Employers often supplement traditional job interviews with selection tools that assess cognitive ability and judgment. And the testing method managers choose-often developed in collaboration with industrial and organizational (I/O) psychologists-can substantially affect an organization's demographic makeup, noted James L. Outtz, PhD.
Outtz, an I/O psychologist and independent consultant in Washington, D.C., demonstrated how different tests can be biased toward people of different ethnicities. For example, in one study, 172 psychology students took a test that evaluated their responses to hypothetical work conflicts. Whites and Asian Americans performed better than blacks and Hispanics when they answered questions in a multiple-choice format, where each question had one correct answer. Yet on a test where students chose a few responses that, in combination, constituted the best solution, the reverse was true-blacks and Hispanics came out on top.
Findings like this suggest that employers should incorporate several testing methods to counteract response bias and adhere to legal obligations and professional standards, Outtz said.

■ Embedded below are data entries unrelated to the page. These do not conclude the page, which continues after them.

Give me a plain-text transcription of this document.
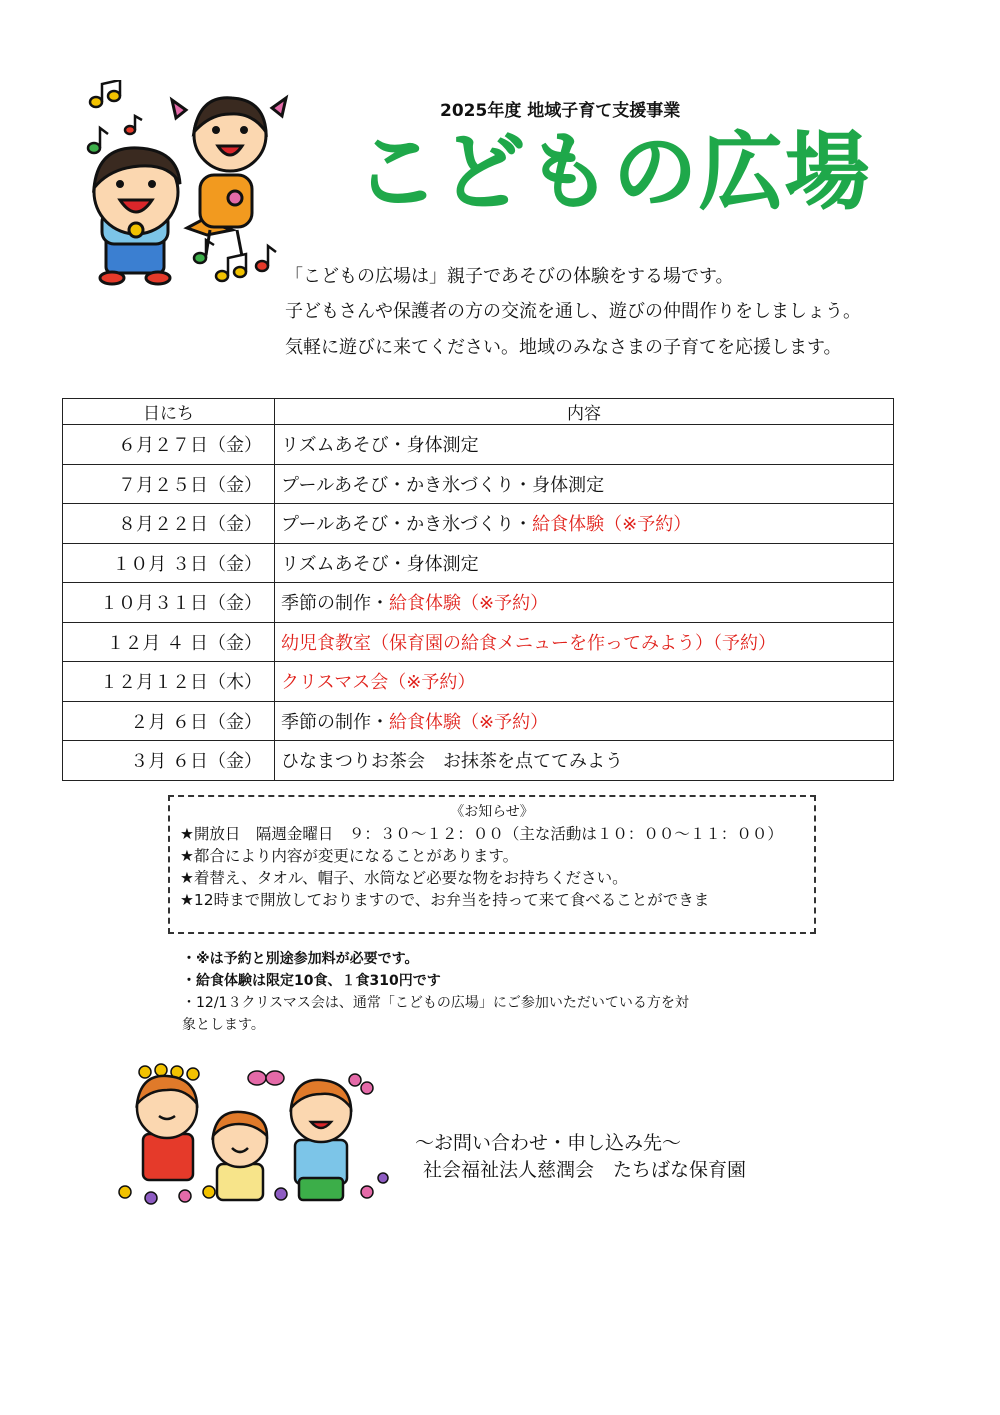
2025年度 地域子育て支援事業
こどもの広場
「こどもの広場は」親子であそびの体験をする場です。
子どもさんや保護者の方の交流を通し、遊びの仲間作りをしましょう。
気軽に遊びに来てください。地域のみなさまの子育てを応援します。
日にち	内容
６月２７日（金）	リズムあそび・身体測定
７月２５日（金）	プールあそび・かき氷づくり・身体測定
８月２２日（金）	プールあそび・かき氷づくり・給食体験（※予約）
１０月 ３日（金）	リズムあそび・身体測定
１０月３１日（金）	季節の制作・給食体験（※予約）
１２月 ４ 日（金）	幼児食教室（保育園の給食メニューを作ってみよう）（予約）
１２月１２日（木）	クリスマス会（※予約）
２月 ６日（金）	季節の制作・給食体験（※予約）
３月 ６日（金）	ひなまつりお茶会　お抹茶を点ててみよう
《お知らせ》
★開放日　隔週金曜日　９：３０〜１２：００（主な活動は１０：００〜１１：００）
★都合により内容が変更になることがあります。
★着替え、タオル、帽子、水筒など必要な物をお持ちください。
★12時まで開放しておりますので、お弁当を持って来て食べることができま
・※は予約と別途参加料が必要です。
・給食体験は限定10食、１食310円です
・12/1３クリスマス会は、通常「こどもの広場」にご参加いただいている方を対
象とします。
〜お問い合わせ・申し込み先〜
社会福祉法人慈潤会　たちばな保育園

Those who design tests for college admissions and professional licensing should also use a variety of answering modes, he added.
"Every test characteristic affects test performance, whether the test designer intended it to or not," Outtz said.
While test designers aim to create a response system that produces the fewest differences across groups, it does no good if the measure doesn't predict job or collegiate success. For this, Outtz recommends studying how each test method relates to the skills needed for the job.
For I/O psychologists, these findings show how important it is to scrutinize testing methods when developing employment selection tools. By doing this, they can ensure that workplaces hire diverse and well-qualified employees.
"Science, practice and social change are not only compatible-they are inextricably bound," Outtz concluded.